Tuesday, June 28, 2011

Germans oppose tax cuts

Several times in the past, I have written about how Germans oppose tax cuts. Now, Germany is doing so well that tax revenue far exceeds budget plans – it's like Germany is undergoing the boom the US had in the 1990s. According to Deutsche Bank, tax revenue is up 10 percent, and the budget deficit is now below two percent of GDP.

The governing coalition has responded in an American way by saying it will lower taxes, but the Germans are having none of it. Economics journal Handelsblatt – the closest thing that Germany has to the Wall Street Journal – announced today that it is sending a copy of today's issue to all members of the FDP (Germany's libertarians, the party closest to the Democrats and Republicans as I once explained); the paper argues that the debt should be paid off before taxes are cut, and apparently readers overwhelmingly agreed, as the letters to the editor indicate.
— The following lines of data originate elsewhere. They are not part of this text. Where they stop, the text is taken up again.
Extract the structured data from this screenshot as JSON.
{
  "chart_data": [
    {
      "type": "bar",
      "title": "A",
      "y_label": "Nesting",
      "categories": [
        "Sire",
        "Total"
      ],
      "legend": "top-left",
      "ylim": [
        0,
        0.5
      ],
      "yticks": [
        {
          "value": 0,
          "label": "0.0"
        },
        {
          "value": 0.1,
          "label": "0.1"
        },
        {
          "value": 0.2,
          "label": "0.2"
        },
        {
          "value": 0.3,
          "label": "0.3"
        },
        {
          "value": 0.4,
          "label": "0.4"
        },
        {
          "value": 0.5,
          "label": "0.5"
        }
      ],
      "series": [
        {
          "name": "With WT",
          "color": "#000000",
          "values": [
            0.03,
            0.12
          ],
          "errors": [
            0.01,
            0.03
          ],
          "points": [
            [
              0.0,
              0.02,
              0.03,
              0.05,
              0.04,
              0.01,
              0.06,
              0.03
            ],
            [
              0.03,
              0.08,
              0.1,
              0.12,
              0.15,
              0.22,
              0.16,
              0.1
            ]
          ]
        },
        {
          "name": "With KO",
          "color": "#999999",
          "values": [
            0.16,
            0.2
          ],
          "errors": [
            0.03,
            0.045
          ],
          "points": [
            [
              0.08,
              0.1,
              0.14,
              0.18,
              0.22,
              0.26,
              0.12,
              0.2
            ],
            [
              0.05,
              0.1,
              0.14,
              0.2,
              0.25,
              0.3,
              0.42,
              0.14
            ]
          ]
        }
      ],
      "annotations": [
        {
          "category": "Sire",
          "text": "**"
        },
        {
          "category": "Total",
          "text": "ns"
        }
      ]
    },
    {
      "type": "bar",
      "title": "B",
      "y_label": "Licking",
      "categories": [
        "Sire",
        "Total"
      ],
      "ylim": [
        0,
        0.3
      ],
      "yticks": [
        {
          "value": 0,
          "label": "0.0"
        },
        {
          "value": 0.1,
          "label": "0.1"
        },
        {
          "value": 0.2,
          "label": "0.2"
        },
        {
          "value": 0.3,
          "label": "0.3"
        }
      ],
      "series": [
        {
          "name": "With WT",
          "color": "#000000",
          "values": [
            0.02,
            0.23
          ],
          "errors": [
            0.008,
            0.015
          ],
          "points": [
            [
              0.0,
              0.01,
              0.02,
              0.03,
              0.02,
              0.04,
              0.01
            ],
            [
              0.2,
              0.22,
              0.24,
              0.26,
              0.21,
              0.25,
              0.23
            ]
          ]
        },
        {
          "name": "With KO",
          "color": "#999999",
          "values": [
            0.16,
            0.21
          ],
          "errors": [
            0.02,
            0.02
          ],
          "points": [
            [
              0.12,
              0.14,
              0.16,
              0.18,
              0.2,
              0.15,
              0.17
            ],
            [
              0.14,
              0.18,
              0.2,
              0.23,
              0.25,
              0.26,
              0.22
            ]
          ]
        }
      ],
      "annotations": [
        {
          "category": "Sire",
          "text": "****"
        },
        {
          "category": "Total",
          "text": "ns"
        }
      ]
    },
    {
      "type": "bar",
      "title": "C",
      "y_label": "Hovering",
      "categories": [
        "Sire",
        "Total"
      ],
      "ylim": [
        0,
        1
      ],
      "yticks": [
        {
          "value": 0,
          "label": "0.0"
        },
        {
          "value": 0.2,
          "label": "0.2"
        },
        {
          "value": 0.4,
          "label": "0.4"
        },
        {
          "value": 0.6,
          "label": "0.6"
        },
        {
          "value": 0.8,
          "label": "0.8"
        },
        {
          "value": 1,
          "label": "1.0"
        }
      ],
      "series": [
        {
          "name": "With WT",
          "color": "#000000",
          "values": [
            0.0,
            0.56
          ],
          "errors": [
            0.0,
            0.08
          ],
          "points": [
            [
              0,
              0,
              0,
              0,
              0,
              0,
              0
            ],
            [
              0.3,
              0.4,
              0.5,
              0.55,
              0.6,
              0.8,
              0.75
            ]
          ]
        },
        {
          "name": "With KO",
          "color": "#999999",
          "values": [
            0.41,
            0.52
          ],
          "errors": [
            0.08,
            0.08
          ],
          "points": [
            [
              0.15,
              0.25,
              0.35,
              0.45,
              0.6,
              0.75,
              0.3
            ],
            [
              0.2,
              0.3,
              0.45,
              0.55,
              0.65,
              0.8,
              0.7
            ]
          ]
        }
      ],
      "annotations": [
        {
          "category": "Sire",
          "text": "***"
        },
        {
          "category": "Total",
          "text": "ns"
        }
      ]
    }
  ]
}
As I mentioned in that blog post about the FDP, what started off in Germany and Austria – and partly in Freiburg – as "ordoliberalism" has become a blanket call for smaller government in the US. But the original idea lives on in Germany, and yesterday the editor of Handelsblatt published an editorial entitled "Der große Selbstbetrug" (which could be loosely translated as "Facing the facts"), in which he argues, as he himself puts it, along "ordopolitical" lines that "we should pay down our debt before we fritter away our future capital."

So there you have it – German politicians continue to propose tax cuts, and Germans will have none of it, with the people behind Germany's version of the Wall Street Journal being among the most vehemently opposed.